Photo Obtained from MaxDefense.
In the overview of this article, it has been said that Damen at one point is interested in having the facilities of Hanjin as its own where there is what will it be the ideal investment that helps the local industry and its workforce as well as improving the country's naval capabilities for them to patrol the long coastline that this nation obtains.

It turns out that Damen isn't that interested in getting a stake over a facility that was once operated by a company now seeks help over its faltering finances over a declaration of bankruptcy. Apparently, Damen is still interested to invest in the country but not in a form of taking over Hanjin facilities as first reported. This is what Janes 360 website provided where Damen is keener on collaboration with local companies such as Propmech over the Offshore Patrol Vessel design provided in an image above. Perhaps it is a nicer decision for the company to make where they may start small on building their own facilities especially in collaboration with a local company where in the process the partnership may grow eventually while safeguarding their income in the process in which will provide the worth out of the investments made. Not also to mention that the Procurement Law especially the R.A. 9184 and its 2016 Revised IRR requires Filipino ownership or stake of at least 60% for it to be eligible to participate. 

From there, their move may see as a guarantee on their part where investments may find its worth especially if they manage to market their product and have it specified within the requirements where in that way they may penetrate the local market such as the Philippine Navy as well as other local sea-oriented companies. Hence, it might be a good thing to be seen to the extent of their endeavors to help improve not only their company's standpoint but also for the local industry and providing the tools for national security.


Damen's desire to invest in the country is a welcoming one where they may help improve the ailing shipbuilding industry in the light of the bankruptcy of one of the largest shipbuilders in the country which is Hanjin Heavy Industries and Construction Philippines (HHIC-PHIL).

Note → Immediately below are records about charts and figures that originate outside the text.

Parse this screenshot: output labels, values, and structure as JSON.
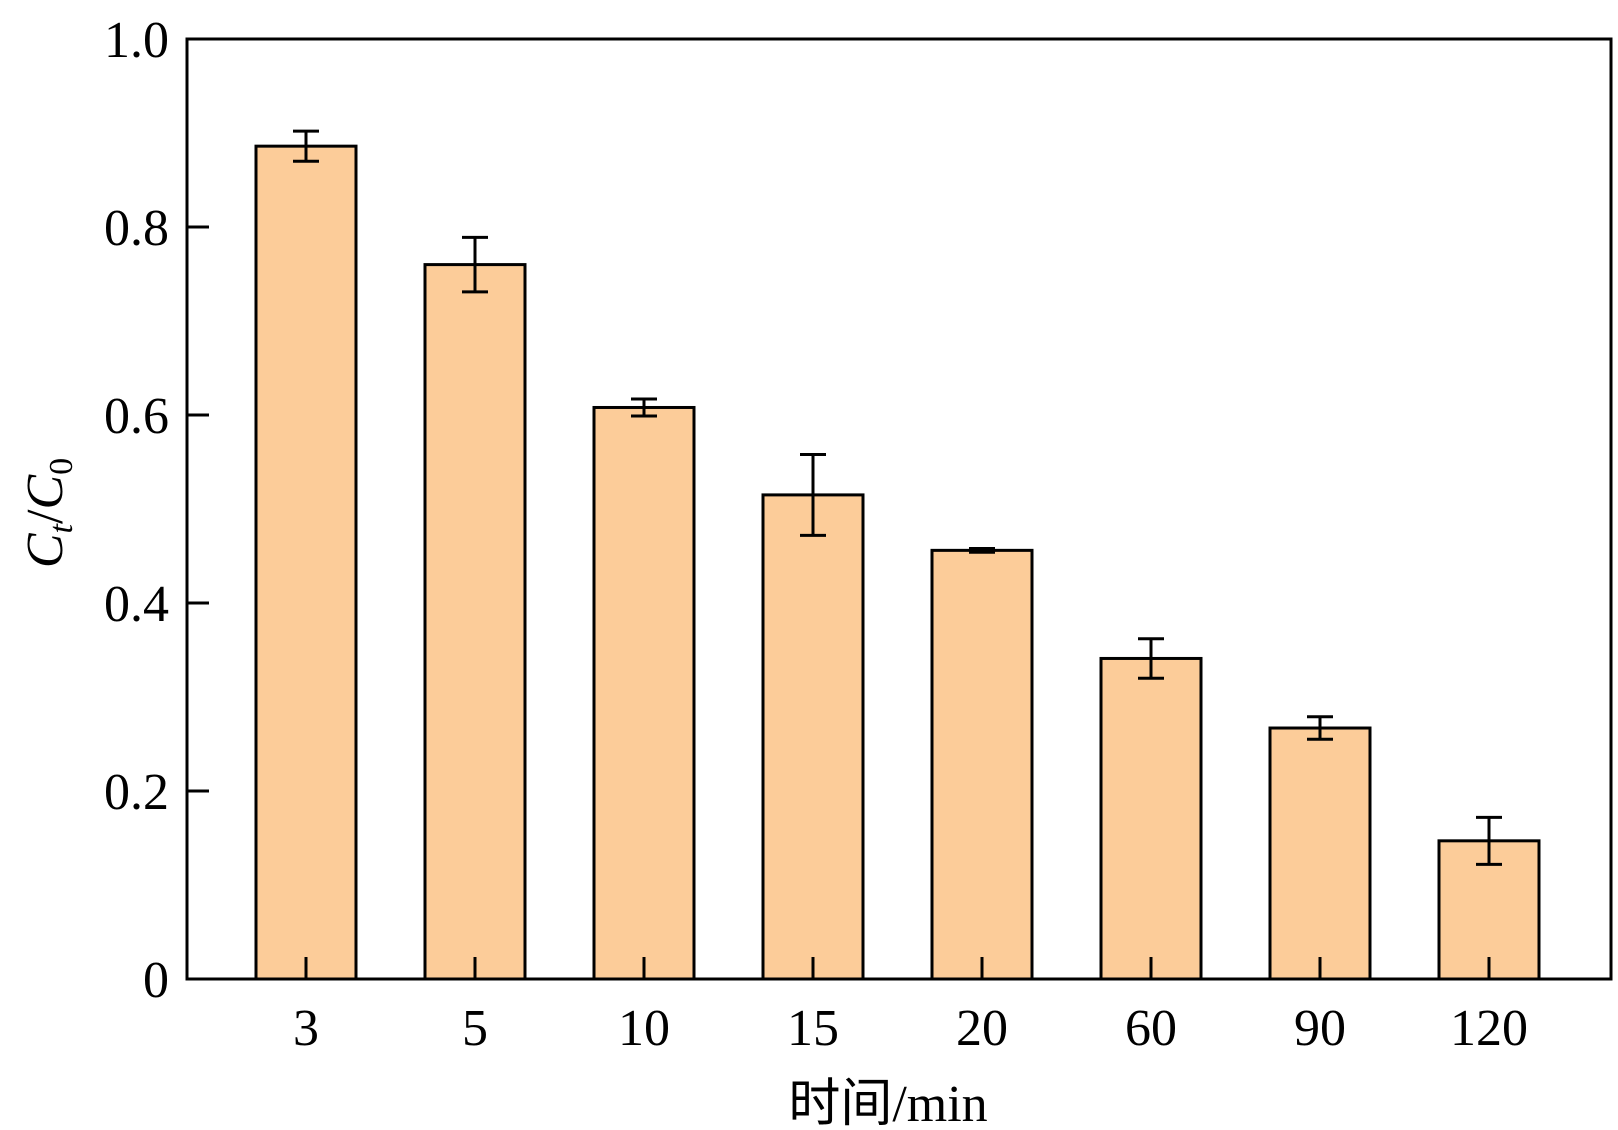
{
  "chart_data": {
    "type": "bar",
    "categories": [
      "3",
      "5",
      "10",
      "15",
      "20",
      "60",
      "90",
      "120"
    ],
    "values": [
      0.886,
      0.76,
      0.608,
      0.515,
      0.456,
      0.341,
      0.267,
      0.147
    ],
    "error": [
      0.016,
      0.029,
      0.009,
      0.043,
      0.002,
      0.021,
      0.012,
      0.025
    ],
    "ylim": [
      0,
      1.0
    ],
    "yticks": [
      0,
      0.2,
      0.4,
      0.6,
      0.8,
      1.0
    ],
    "ytick_labels": [
      "0",
      "0.2",
      "0.4",
      "0.6",
      "0.8",
      "1.0"
    ],
    "xlabel": "时间/min",
    "ylabel": {
      "c1": "C",
      "sub1": "t",
      "slash": "/",
      "c2": "C",
      "sub2": "0"
    },
    "grid": false,
    "legend": "none",
    "colors": {
      "bar_fill": "#fccc99",
      "bar_stroke": "#000000",
      "error_bar": "#000000",
      "axis": "#000000"
    }
  }
}
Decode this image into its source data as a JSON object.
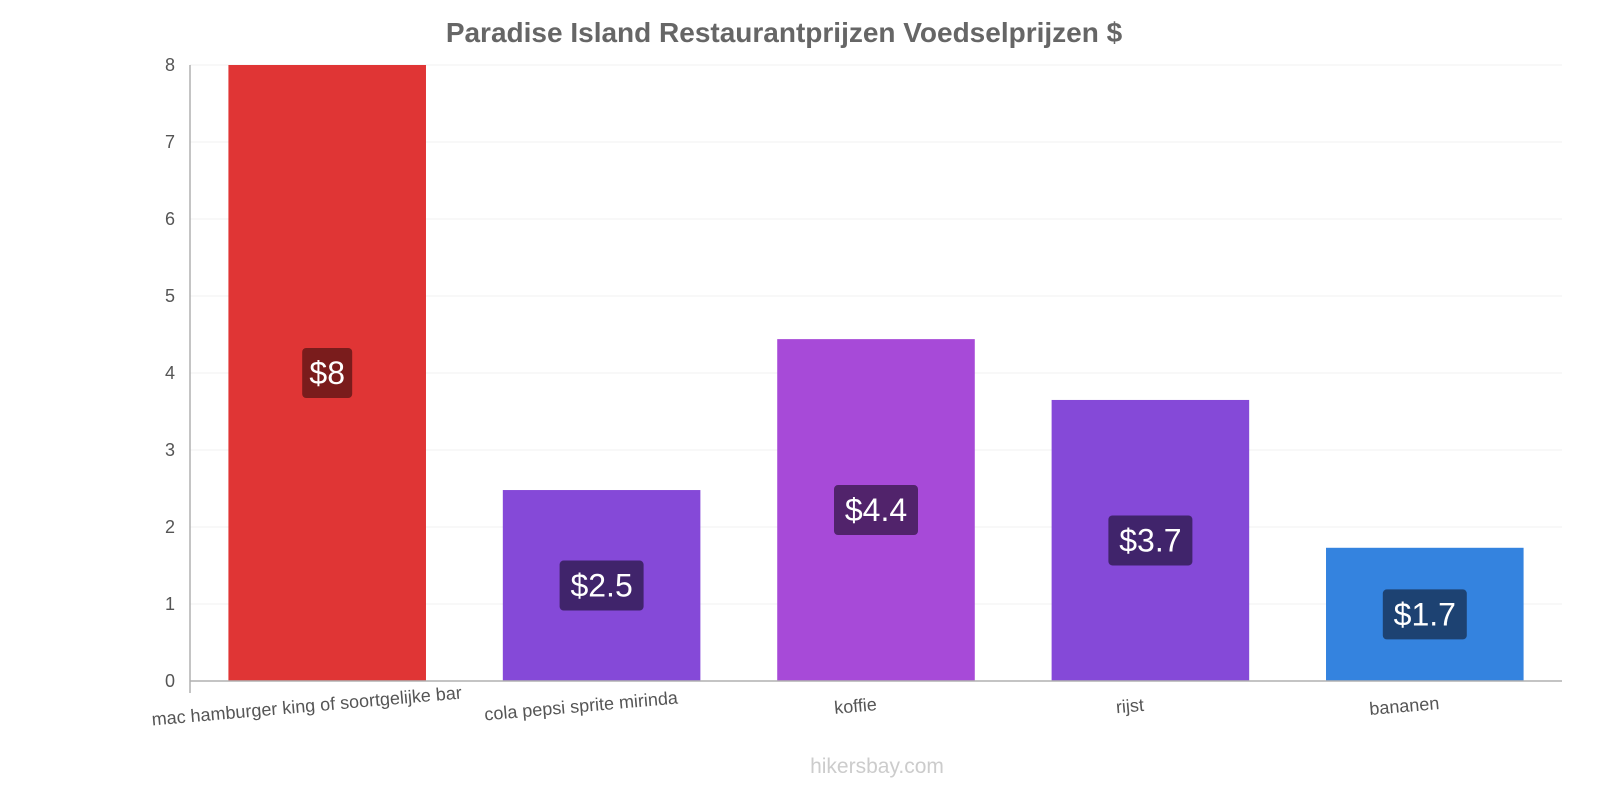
{
  "chart_data": {
    "type": "bar",
    "title": "Paradise Island Restaurantprijzen Voedselprijzen $",
    "categories": [
      "mac hamburger king of soortgelijke bar",
      "cola pepsi sprite mirinda",
      "koffie",
      "rijst",
      "bananen"
    ],
    "values": [
      8,
      2.48,
      4.44,
      3.65,
      1.73
    ],
    "value_labels": [
      "$8",
      "$2.5",
      "$4.4",
      "$3.7",
      "$1.7"
    ],
    "bar_colors": [
      "#e03535",
      "#8549d8",
      "#a74ad8",
      "#8549d8",
      "#3483df"
    ],
    "label_box_colors": [
      "#7a1c1c",
      "#40246b",
      "#51236b",
      "#40246b",
      "#1d4272"
    ],
    "yticks": [
      "0",
      "1",
      "2",
      "3",
      "4",
      "5",
      "6",
      "7",
      "8"
    ],
    "ylim": [
      0,
      8
    ],
    "xlabel": "",
    "ylabel": "",
    "grid": true,
    "legend": "none"
  },
  "footer": "hikersbay.com"
}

At first, the company is seen to be interested in the facilities of the bankrupt company which at the process was rejected and instead opting on partnerships with local companies where in this case may be the one with Propmech given their collaboration in presenting a design for an Offshore Patrol Vessel when it was presented in ADAS 2018 that took place last year. Nevertheless, despite their faltering interest on getting a stake over Hanjin's facilities, the optimism is still there for Damen to have where there is still the plans for them to invest to the country and its performing economy, also given with the Philippine Navy's drive of procuring naval vessels for its ever-growing fleet as part of Modernization effort. To give information on the projects as discussed throughout this article, Damen is interested to participate in the Navy's Corvette, Landing Platform Dock, and Offshore Patrol Vessel projects as well as patrol vessels that are for the Philippine Coast Guard given that this civilian-oriented uniform organization is also Modernizing its own fleet where it is already taking place in the form of the French-made Boracay-class crafts, Japanese-made Parola-class Multirole Response Vessels or MRRVs as well as other projects that are in their pipeline.

Hence, their interest may go with the hopes that they have managed to invest in the local market in a way that their products are within the specifications needed by an agency to carry out their mandate. From there, shall they succeed in tapping the local market for their products which is primarily on both naval and civilian shipbuilding, it will be a win-win scenario where Damen will get its share of cash inflows on their sales while keeping the industry kicking that provides jobs to the people as well as providing assets needed to protect the country's national interest as well as its citizen's desire to live peacefully and free.